On February 19, 2019, the IRS issued AOD 2019-01, 2019 IRB 569, acquiescing in the result only in the Tax Court’s decision in Jacobs v. Commissioner, 148 T.C. 24 (2017). (Earlier coverage, here.) By virtue of the AOD on Jacobs, the IRS indicated its acceptance of the Tax Court’s holding and will follow Jacobs “only with respect to cases involving sports teams in which the material facts are substantially identical.”
In Jacobs, the owners of the Boston Bruins, a team in the National Hockey League (“Bruins”), contracted with various hotels during the team’s away games to provide team employees pregame meals in hotel meeting rooms. At issue was whether the owners were entitled to a full deduction for the cost of the meals provided in 2009 and 2010. The Tax Court held in favor of the Bruins’ owners, holding that they were entitled to the full deduction because they provided the meals at “employer-operated eating facilities,” which qualified as a de minimis fringe benefit under Treasury Regulation § 1.132-7 (prior to January 1, 2018, a de minimis fringe benefit was excepted from the 50% limit typically applied to a deduction for a meal expense). The Tax Court’s determination that the hotel meeting rooms constituted an “employer-operated eating facility” relied on the reasoning that (1) the hotels in which the Bruins held pregame meals were the team’s “business premises”; (2) the Bruins “leased” the hotel meeting rooms; and (3) the Bruins did not provide meals in a manner that discriminated in favor of highly compensated employees.
Notably, in the AOD, the IRS explains that it disagrees with the reasoning applied by the Tax Court. The IRS disagrees with the standard that the Tax Court used to conclude that the hotels were the Bruins’ “business premises” in part because, in the IRS’s view, the Court’s reasoning could render any location in which an individual conducts business activities a business premises. According to the Service, the Tax Court erroneously applied a “function standard” − looking at whether the business premise “infers a functional rather than a spatial unity” − when it should have applied a quantum standard by analyzing the quantity or quality of the Bruins activities. Nonetheless, the Service explains that it will not challenge that sports teams have business premises in cities in which away games occur.
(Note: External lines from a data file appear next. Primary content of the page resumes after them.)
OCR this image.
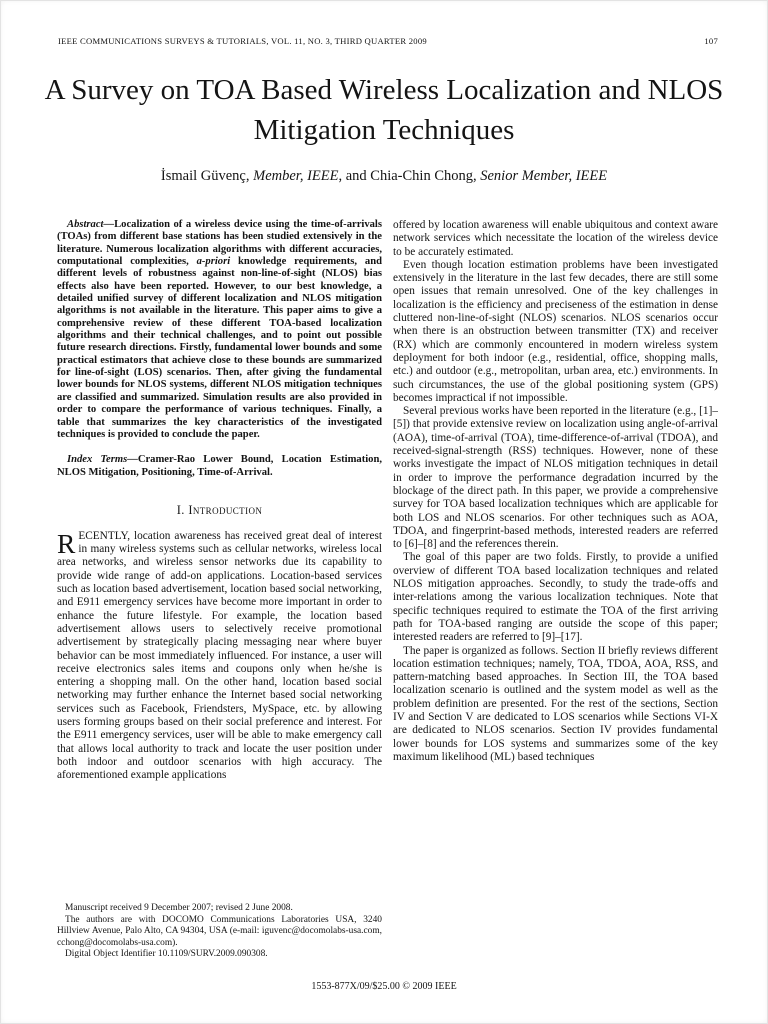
IEEE COMMUNICATIONS SURVEYS & TUTORIALS, VOL. 11, NO. 3, THIRD QUARTER 2009	107
A Survey on TOA Based Wireless Localization and NLOS Mitigation Techniques
İsmail Güvenç, Member, IEEE, and Chia-Chin Chong, Senior Member, IEEE

Abstract—Localization of a wireless device using the time-of-arrivals (TOAs) from different base stations has been studied extensively in the literature. Numerous localization algorithms with different accuracies, computational complexities, a-priori knowledge requirements, and different levels of robustness against non-line-of-sight (NLOS) bias effects also have been reported. However, to our best knowledge, a detailed unified survey of different localization and NLOS mitigation algorithms is not available in the literature. This paper aims to give a comprehensive review of these different TOA-based localization algorithms and their technical challenges, and to point out possible future research directions. Firstly, fundamental lower bounds and some practical estimators that achieve close to these bounds are summarized for line-of-sight (LOS) scenarios. Then, after giving the fundamental lower bounds for NLOS systems, different NLOS mitigation techniques are classified and summarized. Simulation results are also provided in order to compare the performance of various techniques. Finally, a table that summarizes the key characteristics of the investigated techniques is provided to conclude the paper.

Index Terms—Cramer-Rao Lower Bound, Location Estimation, NLOS Mitigation, Positioning, Time-of-Arrival.

I. Introduction

RECENTLY, location awareness has received great deal of interest in many wireless systems such as cellular networks, wireless local area networks, and wireless sensor networks due its capability to provide wide range of add-on applications. Location-based services such as location based advertisement, location based social networking, and E911 emergency services have become more important in order to enhance the future lifestyle. For example, the location based advertisement allows users to selectively receive promotional advertisement by strategically placing messaging near where buyer behavior can be most immediately influenced. For instance, a user will receive electronics sales items and coupons only when he/she is entering a shopping mall. On the other hand, location based social networking may further enhance the Internet based social networking services such as Facebook, Friendsters, MySpace, etc. by allowing users forming groups based on their social preference and interest. For the E911 emergency services, user will be able to make emergency call that allows local authority to track and locate the user position under both indoor and outdoor scenarios with high accuracy. The aforementioned example applications

Manuscript received 9 December 2007; revised 2 June 2008.

The authors are with DOCOMO Communications Laboratories USA, 3240 Hillview Avenue, Palo Alto, CA 94304, USA (e-mail: iguvenc@docomolabs-usa.com, cchong@docomolabs-usa.com).

Digital Object Identifier 10.1109/SURV.2009.090308.

offered by location awareness will enable ubiquitous and context aware network services which necessitate the location of the wireless device to be accurately estimated.

Even though location estimation problems have been investigated extensively in the literature in the last few decades, there are still some open issues that remain unresolved. One of the key challenges in localization is the efficiency and preciseness of the estimation in dense cluttered non-line-of-sight (NLOS) scenarios. NLOS scenarios occur when there is an obstruction between transmitter (TX) and receiver (RX) which are commonly encountered in modern wireless system deployment for both indoor (e.g., residential, office, shopping malls, etc.) and outdoor (e.g., metropolitan, urban area, etc.) environments. In such circumstances, the use of the global positioning system (GPS) becomes impractical if not impossible.

Several previous works have been reported in the literature (e.g., [1]–[5]) that provide extensive review on localization using angle-of-arrival (AOA), time-of-arrival (TOA), time-difference-of-arrival (TDOA), and received-signal-strength (RSS) techniques. However, none of these works investigate the impact of NLOS mitigation techniques in detail in order to improve the performance degradation incurred by the blockage of the direct path. In this paper, we provide a comprehensive survey for TOA based localization techniques which are applicable for both LOS and NLOS scenarios. For other techniques such as AOA, TDOA, and fingerprint-based methods, interested readers are referred to [6]–[8] and the references therein.

The goal of this paper are two folds. Firstly, to provide a unified overview of different TOA based localization techniques and related NLOS mitigation approaches. Secondly, to study the trade-offs and inter-relations among the various localization techniques. Note that specific techniques required to estimate the TOA of the first arriving path for TOA-based ranging are outside the scope of this paper; interested readers are referred to [9]–[17].

The paper is organized as follows. Section II briefly reviews different location estimation techniques; namely, TOA, TDOA, AOA, RSS, and pattern-matching based approaches. In Section III, the TOA based localization scenario is outlined and the system model as well as the problem definition are presented. For the rest of the sections, Section IV and Section V are dedicated to LOS scenarios while Sections VI-X are dedicated to NLOS scenarios. Section IV provides fundamental lower bounds for LOS systems and summarizes some of the key maximum likelihood (ML) based techniques

1553-877X/09/$25.00 © 2009 IEEE
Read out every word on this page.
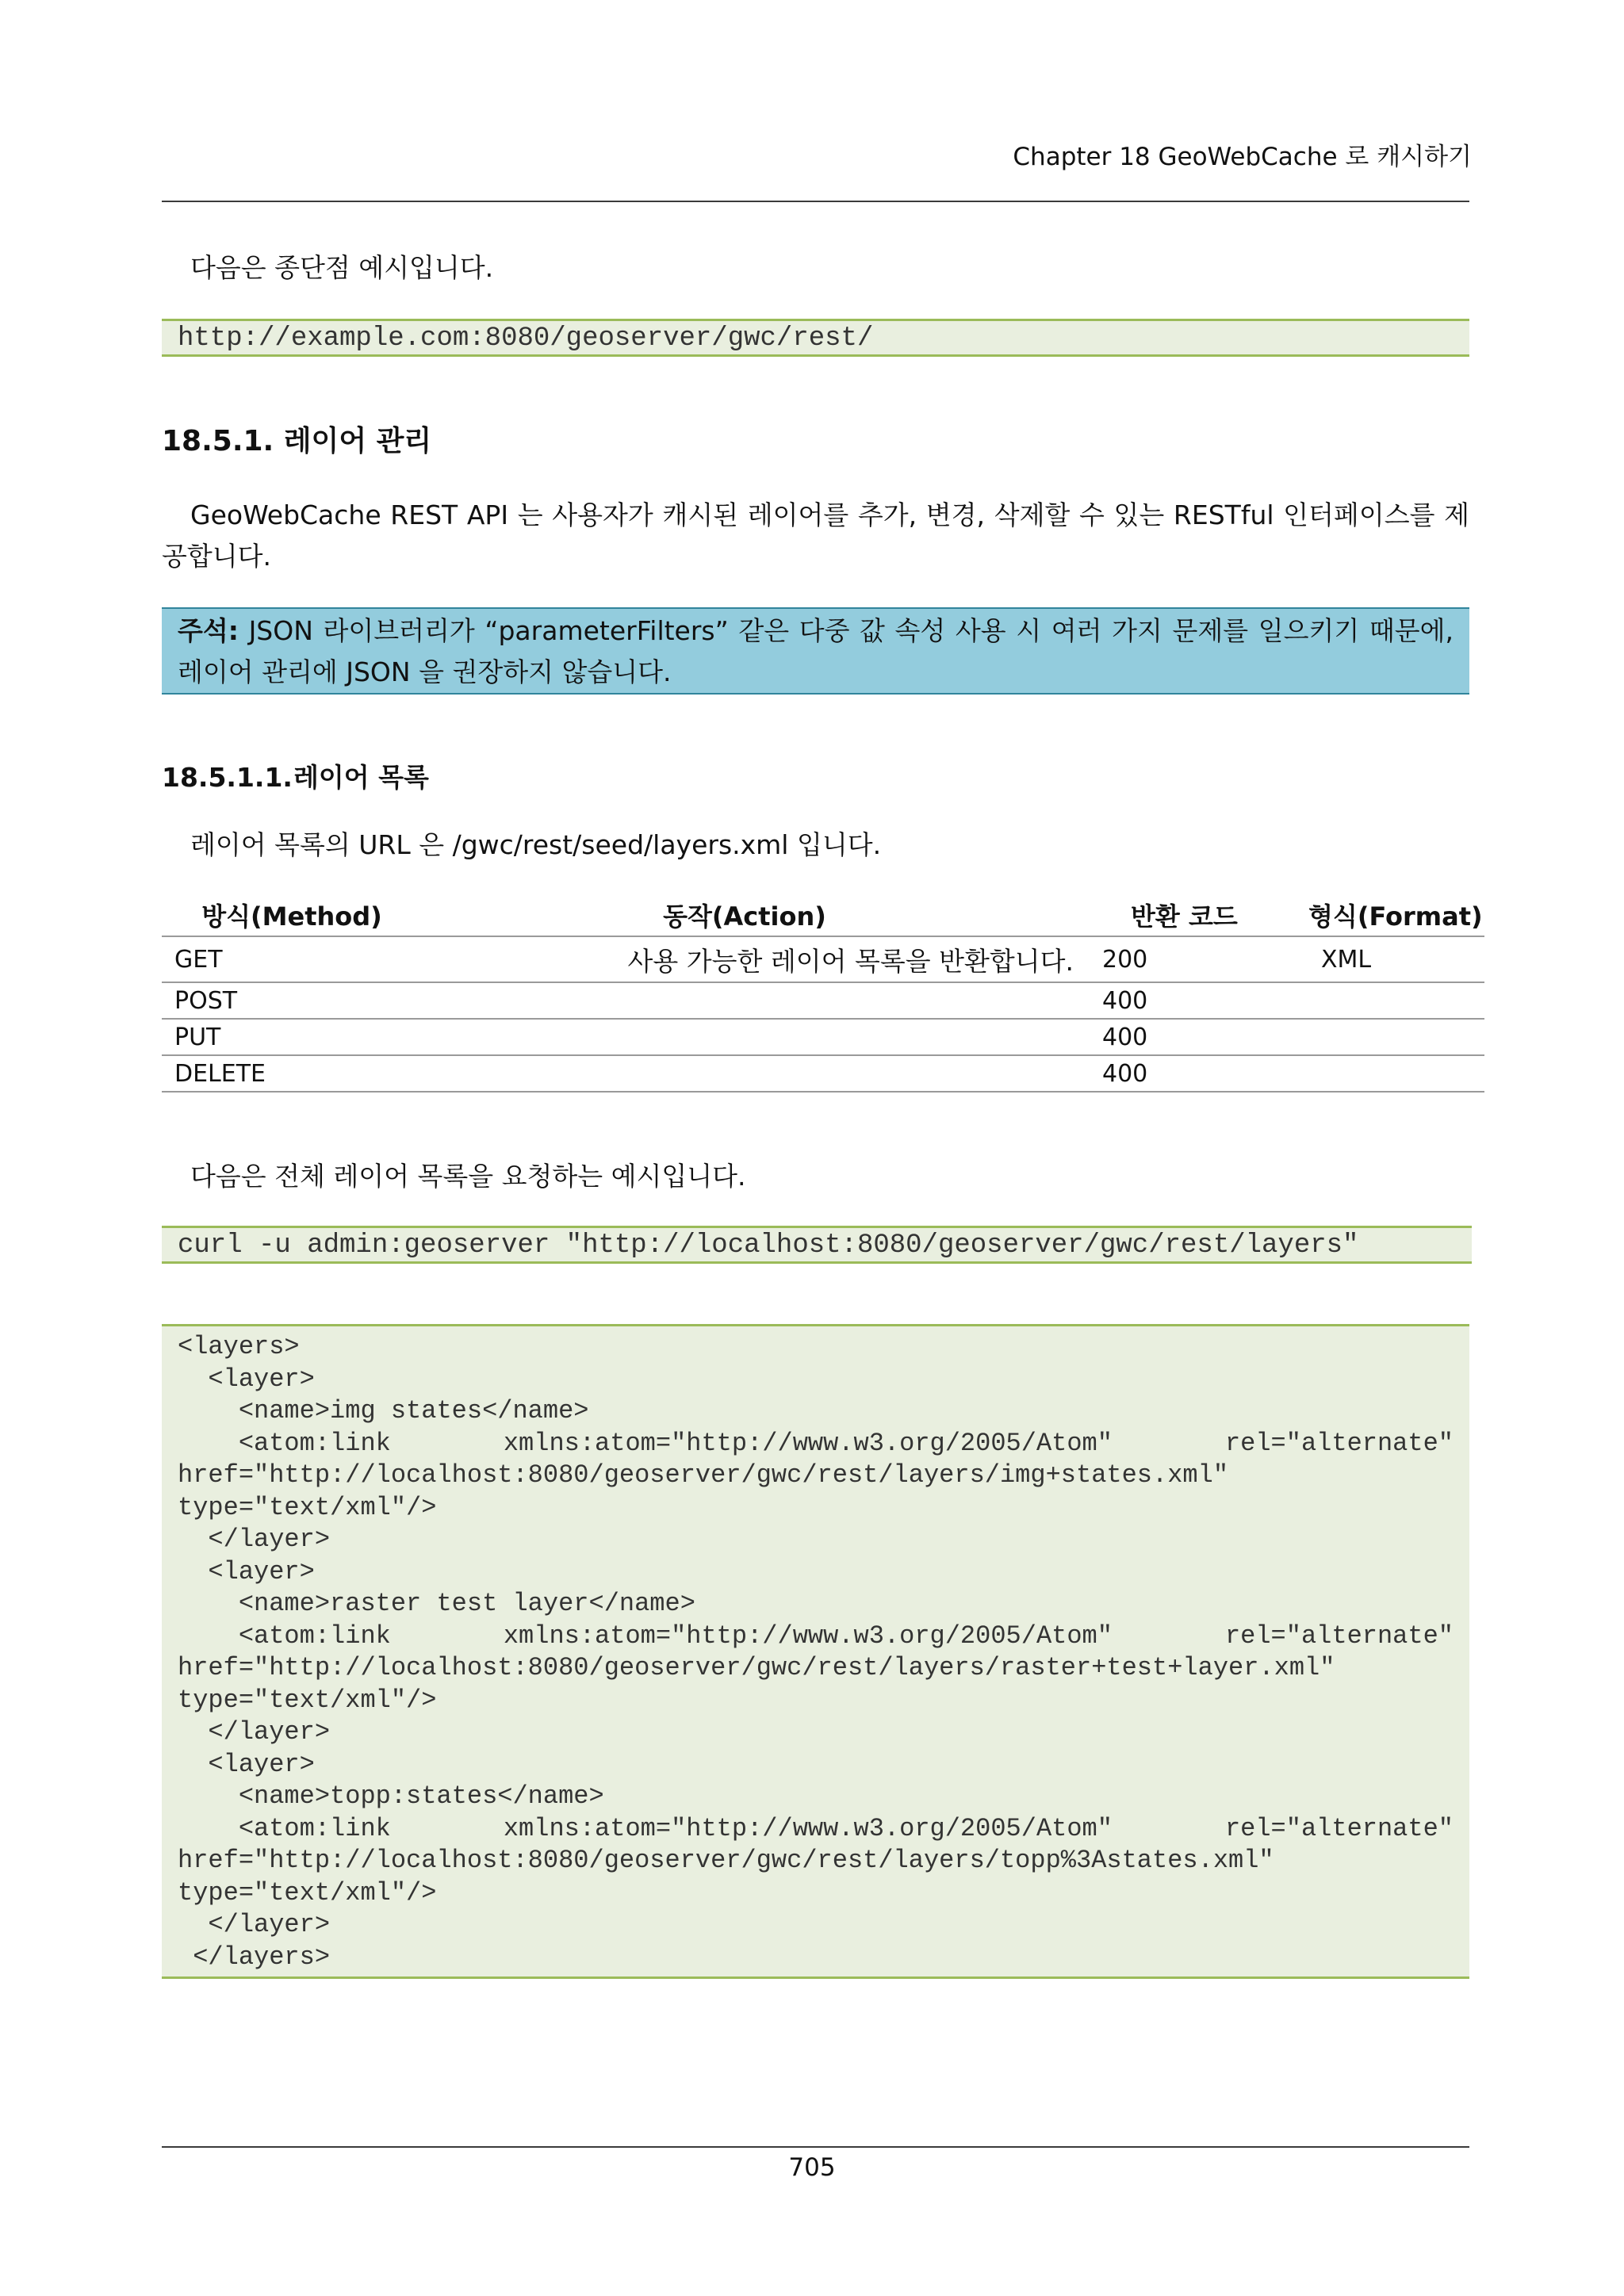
Chapter 18 GeoWebCache 로 캐시하기
다음은 종단점 예시입니다.
http://example.com:8080/geoserver/gwc/rest/
18.5.1. 레이어 관리
GeoWebCache REST API 는 사용자가 캐시된 레이어를 추가, 변경, 삭제할 수 있는 RESTful 인터페이스를 제공합니다.
주석: JSON 라이브러리가 “parameterFilters” 같은 다중 값 속성 사용 시 여러 가지 문제를 일으키기 때문에, 레이어 관리에 JSON 을 권장하지 않습니다.
18.5.1.1.레이어 목록
레이어 목록의 URL 은 /gwc/rest/seed/layers.xml 입니다.
방식(Method)	동작(Action)	반환 코드	형식(Format)
GET	사용 가능한 레이어 목록을 반환합니다.	200	XML
POST		400	
PUT		400	
DELETE		400	
다음은 전체 레이어 목록을 요청하는 예시입니다.
curl -u admin:geoserver "http://localhost:8080/geoserver/gwc/rest/layers"
<layers>
<layer>
<name>img states</name>
<atom:link	xmlns:atom="http://www.w3.org/2005/Atom"	rel="alternate"
href="http://localhost:8080/geoserver/gwc/rest/layers/img+states.xml"
type="text/xml"/>
</layer>
<layer>
<name>raster test layer</name>
<atom:link	xmlns:atom="http://www.w3.org/2005/Atom"	rel="alternate"
href="http://localhost:8080/geoserver/gwc/rest/layers/raster+test+layer.xml"
type="text/xml"/>
</layer>
<layer>
<name>topp:states</name>
<atom:link	xmlns:atom="http://www.w3.org/2005/Atom"	rel="alternate"
href="http://localhost:8080/geoserver/gwc/rest/layers/topp%3Astates.xml"
type="text/xml"/>
</layer>
</layers>
705
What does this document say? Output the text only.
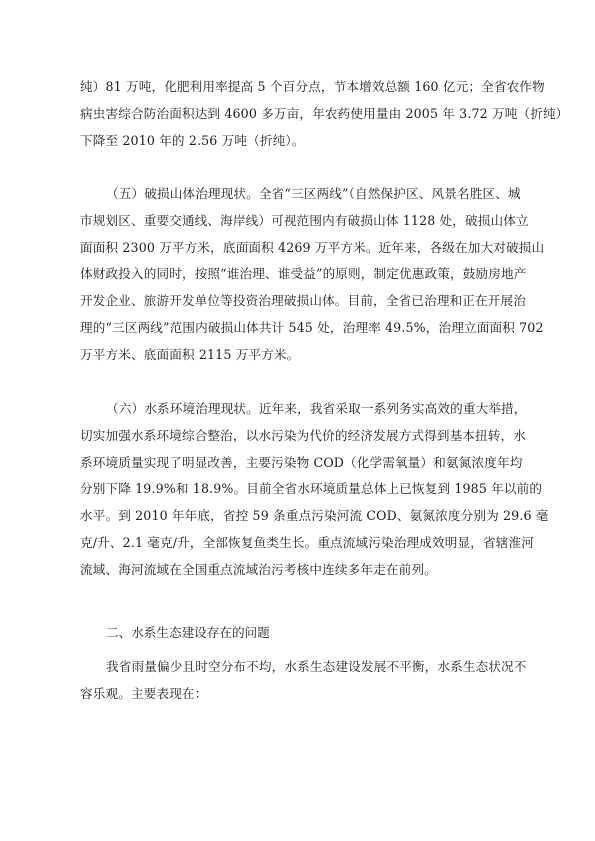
纯）81 万吨，化肥利用率提高 5 个百分点，节本增效总额 160 亿元；全省农作物
病虫害综合防治面积达到 4600 多万亩，年农药使用量由 2005 年 3.72 万吨（折纯）
下降至 2010 年的 2.56 万吨（折纯）。
（五）破损山体治理现状。全省“三区两线”（自然保护区、风景名胜区、城
市规划区、重要交通线、海岸线）可视范围内有破损山体 1128 处，破损山体立
面面积 2300 万平方米，底面面积 4269 万平方米。近年来，各级在加大对破损山
体财政投入的同时，按照“谁治理、谁受益”的原则，制定优惠政策，鼓励房地产
开发企业、旅游开发单位等投资治理破损山体。目前，全省已治理和正在开展治
理的“三区两线”范围内破损山体共计 545 处，治理率 49.5%，治理立面面积 702
万平方米、底面面积 2115 万平方米。
（六）水系环境治理现状。近年来，我省采取一系列务实高效的重大举措，
切实加强水系环境综合整治，以水污染为代价的经济发展方式得到基本扭转，水
系环境质量实现了明显改善，主要污染物 COD（化学需氧量）和氨氮浓度年均
分别下降 19.9%和 18.9%。目前全省水环境质量总体上已恢复到 1985 年以前的
水平。到 2010 年年底，省控 59 条重点污染河流 COD、氨氮浓度分别为 29.6 毫
克/升、2.1 毫克/升，全部恢复鱼类生长。重点流域污染治理成效明显，省辖淮河
流域、海河流域在全国重点流域治污考核中连续多年走在前列。
二、水系生态建设存在的问题
我省雨量偏少且时空分布不均，水系生态建设发展不平衡，水系生态状况不
容乐观。主要表现在：
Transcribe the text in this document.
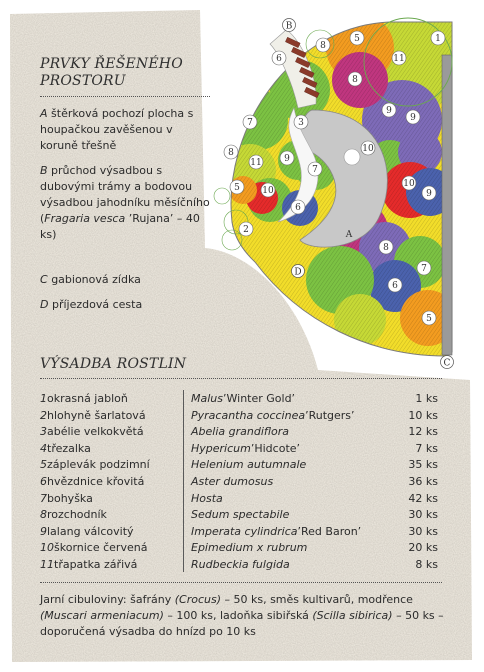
B
A
D
C
1
11
5
8
6
8
9
9
3
7
10
8
11 9
7
5 10
6
10
9
2
8
7
6
5
PRVKY ŘEŠENÉHO PROSTORU
A štěrková pochozí plocha s houpačkou zavěšenou v koruně třešně
B průchod výsadbou s dubovými trámy a bodovou výsadbou jahodníku měsíčního (Fragaria vesca ’Rujana’ – 40 ks)
C gabionová zídka
D příjezdová cesta
VÝSADBA ROSTLIN
1 okrasná jabloň	Malus ’Winter Gold’	1 ks
2 hlohyně šarlatová	Pyracantha coccinea ’Rutgers’	10 ks
3 abélie velkokvětá	Abelia grandiflora	12 ks
4 třezalka	Hypericum ’Hidcote’	7 ks
5 záplevák podzimní	Helenium autumnale	35 ks
6 hvězdnice křovitá	Aster dumosus	36 ks
7 bohyška	Hosta	42 ks
8 rozchodník	Sedum spectabile	30 ks
9 lalang válcovitý	Imperata cylindrica ’Red Baron’	30 ks
10 škornice červená	Epimedium x rubrum	20 ks
11 třapatka zářivá	Rudbeckia fulgida	8 ks
Jarní cibuloviny: šafrány (Crocus) – 50 ks, směs kultivarů, modřence (Muscari armeniacum) – 100 ks, ladoňka sibiřská (Scilla sibirica) – 50 ks – doporučená výsadba do hnízd po 10 ks
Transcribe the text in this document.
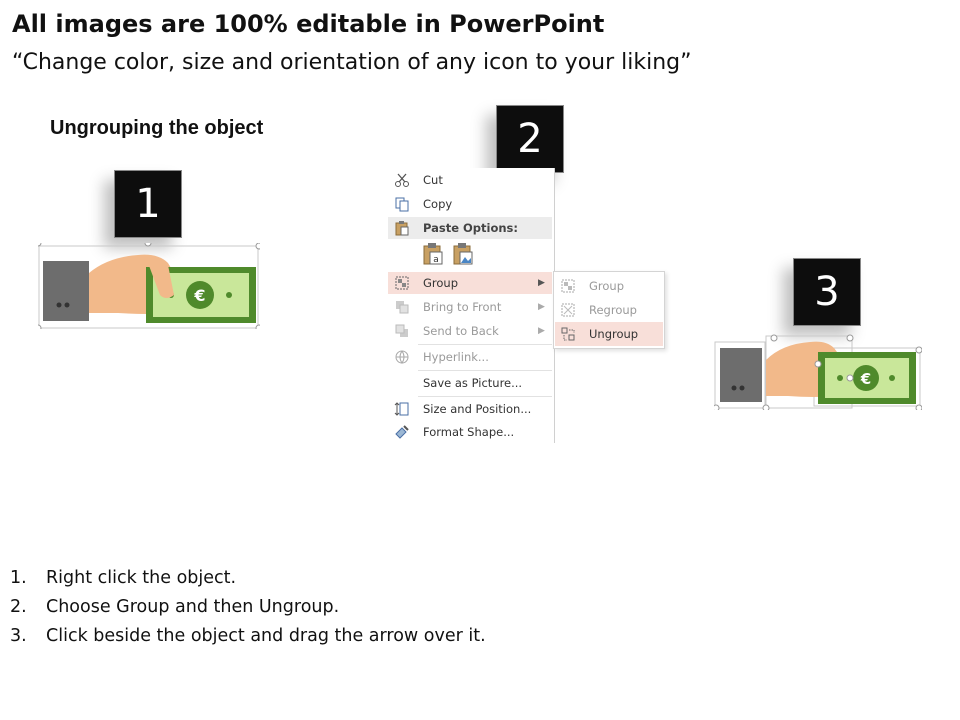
All images are 100% editable in PowerPoint
“Change color, size and orientation of any icon to your liking”
Ungrouping the object
1
€
2
Cut
Copy
Paste Options:
a
Group	▶
Bring to Front	▶
Send to Back	▶
Hyperlink...
Save as Picture...
Size and Position...
Format Shape...
Group
Regroup
Ungroup
3
€
1.	Right click the object.
2.	Choose Group and then Ungroup.
3.	Click beside the object and drag the arrow over it.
Similarly, the IRS cites a concern that the Tax Court’s finding that the Bruins “leased” hotel rooms expands the definition of the term “lease,” rendering the requirement meaningless. The Service believes that a lease requires more than just authorization to use the premises and here, the hotels did not create and transfer a property interest in those meeting rooms. Ultimately, the Service contends, the Bruins’ arrangements with hotels are not leases for federal tax purposes.
Finally, the IRS disagrees with the Tax Court’s implication that cost reduction is relevant to the issue of whether the Bruins provided meals in a manner that discriminated in favor of highly compensated employees. The Tax Court found that the Bruins provided pregame meals to all traveling hockey employees on substantially similar terms, and that any discrepancy between anticipated and actual meal attendees was related to cost reduction concerns. The Service states that in its view cost reduction is not a permissible reason to discriminate between employees.
Ultimately, the Service explains, it did not appeal that Tax Court’s decision because it intends to publish regulations regarding employer-provided meals. The Tax Cuts and Jobs Act (“TCJA”) also eliminated the exception to the deduction under section 274(n)(2)(B) so that a similar issue will not arise for amounts paid or incurred after December 31, 2017. Section 274(o), adopted as part of the TCJA, will fully disallow deductions beginning in 2026 for expenses related to meals provided in employer-operated eating facilities excludable under section 132 and meals provided for the convenience of the employer excludable under section 119. Accordingly, employers should consider relying on other exclusions in the future, such as working condition fringes under section 132(d), to preserve a 50% deduction.